Soon the employees saw that Ogorodnik was taking out a flashlight, in which the batteries served as a hiding place. They “rescued” Ogorodnik from the house so that they could take the films from the battery and see what it was. KGB officers arrived at Ogorodnik’s home, took the films, but were unable to turn on the flashlight. A situation was created in which Ogorodnik could understand that he was being followed. Then it was decided to arrest him under the article “suspicion of espionage.” An hour after the interrogation, Ogorodnik confessed to what he had done and offered to cooperate. This is what the KGB officers needed. This was the first step in Trianon's re-recruitment.

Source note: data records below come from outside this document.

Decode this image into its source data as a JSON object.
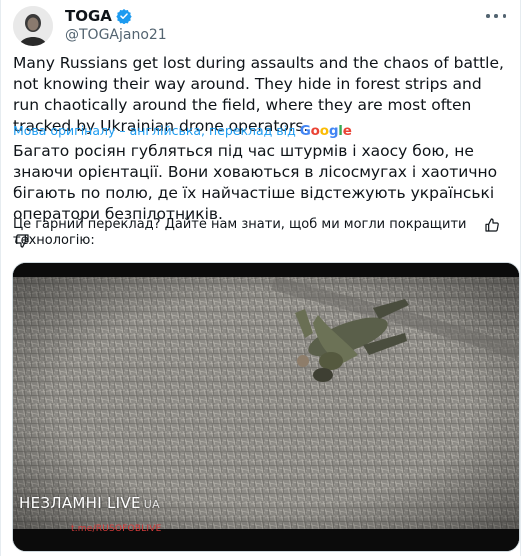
{
  "author": {
    "display_name": "TOGA",
    "handle": "@TOGAjano21",
    "verified": true,
    "verified_color": "#1d9bf0"
  },
  "tweet": {
    "original_text": "Many Russians get lost during assaults and the chaos of battle, not knowing their way around. They hide in forest strips and run chaotically around the field, where they are most often tracked by Ukrainian drone operators.",
    "translation_note": "Мова оригіналу – англійська, переклад від",
    "translation_provider": "Google",
    "translated_text": "Багато росіян губляться під час штурмів і хаосу бою, не знаючи орієнтації. Вони ховаються в лісосмугах і хаотично бігають по полю, де їх найчастіше відстежують українські оператори безпілотників.",
    "feedback_prompt": "Це гарний переклад? Дайте нам знати, щоб ми могли покращити технологію:"
  },
  "media": {
    "type": "video-still",
    "watermark": "НЕЗЛАМНІ LIVE",
    "watermark_suffix": "UA",
    "watermark_url": "t.me/RUSOFOBLIVE"
  },
  "icons": {
    "more": "more-horizontal-icon",
    "verified": "verified-badge-icon",
    "thumbs_up": "thumbs-up-icon",
    "thumbs_down": "thumbs-down-icon"
  },
  "colors": {
    "link": "#1d9bf0",
    "text": "#0f1419",
    "muted": "#536471"
  }
}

Ogorodnik set only one condition - he would write a statement to the KGB on his own. He was offered a pen, but he refused and decided to write with his own fountain pen. The gardener wrote a statement for a long time, swayed from side to side, and thought. Some of the employees went to his garage to open the hiding places there. One employee remained with Ogorodnik, and the spy told him that there were more hiding places in the apartment. The employee turned away, and Ogorodnik opened the cap and took the poison that was in it. A day later he died in the Sklifosovsky hospital.

Unofficial version of Ogorodnik’s death

There is another version of Ogorodnik’s death, according to which he did not commit suicide, but was killed by KGB officers. This version is supported by Oleg Kotov, a researcher of the history of special services. According to Kotov, Ogorodnik was killed during his arrest and presented as death as a result of poisoning. The evidence is two facts: the first is that General Boyarov, having taken responsibility for the “failure” of the operation, did not even receive a reprimand. The second evidentiary fact is that after the declassification of documents in the Ogorodnik case, there were no photos and videos of his interrogations and arrest in his apartment.